Harte schwarze Walnuss

Oktober 2, 2007  
Themen: Ecuador, Gesundheit

Habt ihr jemals eine schwarze Walnuss probiert? Sie sieht ein bischen wie eine normale Walnuss aus, nur dass sie rabenschwarz und extrem hart ist. Das erste Mal hörten wir von dieser Nuss in Guatemala, als mein Durchfall mit voller Wucht ausbrach, da ich mit verunreinigtem Wasser meine Zähne geputzt hatte. Da ich damals keine chemische Behandlung, quasi irgendwelche Hammer-Antibiotika-Tabletten, einnehmen wollte, durchstöberte ich das Internet und fand heraus, dass die schwarze Walnuss die Darmparasiten mit Garantie zerstören würde. Und so nahm ich über einen Monat lang die in Pulverform verarbeitete schwarze Walnuss zu mir. Mit Erfolg, denn die Parasiten hatten sich vor dem bitteren Pulver aus dem Staub gemacht.

Kaum in Ecuador angekommen, sahen wir schließlich das Rohprodukt dieser natürlichen Medizin: die schwarze Walnuss höchstpersönlich. Selbstverständlich wollten wir von dieser Wundernuss kosten und kauften daher einen kleinen Beutel voller dieser Früchte. Wir hatten bereits zuvor auf dem Markt gesehen, wie die Einwohner hier die Nuss mittels Steinen zerschlugen. Wir wussten also, dass wir zum Öffnen viel Kraft anwenden mussten, am besten wohl mittels eines Hammers oder eines Steins.

Zuerst versuchte Augustas, nach traditioneller “litauischer” Art, die Nuss zwischen die Tür und den Türrahmen zu schieben und dann durch langsames Schließen der Tür die Walnuss aufzubrechen. Diese Methode funktionierte überhaupt nicht, denn die Tür bekam eher Beulen, als das sich die Nussschale auch nur ansatzweise bewegte. Die Schale war einfach viel zu dick für unsere hölzerne Tür.

Wir gaben nicht auf.
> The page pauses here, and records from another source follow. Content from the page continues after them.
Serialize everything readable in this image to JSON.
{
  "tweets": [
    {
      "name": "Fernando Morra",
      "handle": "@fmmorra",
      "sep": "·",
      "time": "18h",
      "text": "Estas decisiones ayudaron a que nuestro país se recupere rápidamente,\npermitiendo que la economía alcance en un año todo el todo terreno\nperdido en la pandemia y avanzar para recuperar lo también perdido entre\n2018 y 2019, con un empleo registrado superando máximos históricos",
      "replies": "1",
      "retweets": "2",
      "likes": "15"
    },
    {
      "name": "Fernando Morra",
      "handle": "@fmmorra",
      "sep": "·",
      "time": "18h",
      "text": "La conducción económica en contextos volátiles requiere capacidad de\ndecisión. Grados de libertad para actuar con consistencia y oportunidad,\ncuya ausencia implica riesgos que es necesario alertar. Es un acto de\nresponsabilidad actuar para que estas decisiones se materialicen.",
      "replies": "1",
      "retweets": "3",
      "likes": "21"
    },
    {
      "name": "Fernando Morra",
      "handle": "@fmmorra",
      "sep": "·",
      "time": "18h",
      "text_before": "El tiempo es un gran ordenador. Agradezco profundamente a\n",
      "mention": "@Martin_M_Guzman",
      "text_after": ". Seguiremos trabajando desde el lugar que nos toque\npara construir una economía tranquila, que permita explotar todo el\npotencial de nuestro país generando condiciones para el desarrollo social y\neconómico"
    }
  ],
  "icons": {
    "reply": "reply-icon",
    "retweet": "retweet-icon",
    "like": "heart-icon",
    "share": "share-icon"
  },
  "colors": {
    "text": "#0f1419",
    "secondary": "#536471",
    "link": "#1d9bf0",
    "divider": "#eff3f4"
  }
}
Nun versuchten wir die Nuss mit der urtypischen Methode eines Nussknackers zu öffnen. Es war unser erster Versuch, denn nach einem Nussknacker mussten wir lange suchen. Ich probierte mein Glück, zerknackte aber eher meine Hände, als das ich die Nussschale dabei aufbrach. Nun war Augustas an der Reihe. Mit Gewalt versuchte er, die Schale mit dem Nussknacker, der die Waluss in seinen Fängen hielt, zu zerstören. Es krachte! Nur stellte sich heraus, dass die Walnuss noch immer heile war. Stattdessen war einer der Griffe des Nussknackers abgebrochen. Wir mussten dieses gerade einmal 30 Sekunden benutzte Werkzeug wieder zum Supermarkt bringen und hofften, im besten Fall unser Geld wieder zurückzuerhalten. Gut, dass auf der Verpackung “5 Jahre Garantie” stand. Ohne große Probleme wurde uns das Geld erstattet, obwohl die Supermarktdame nicht verstand, wie wir den Bruch bewerkstelligt hatten. Meiner Aussage nach, lag es natürlich an einem Materialfehler. Ich war allerdings heilfroh nicht erwähnen zu müssen, dass wir damit eine schwarze Walnuss zu öffnen versuchten. Wir kauften kurz darauf einen stabileren Nussknacker. Augustas wollte wohl auch diesen Nussknacker ins Jenseits befördern. Ich hielt ihn also davon ab, sich erneut mit seinem gesamten Gewicht auf das Werkzeug zu stützen.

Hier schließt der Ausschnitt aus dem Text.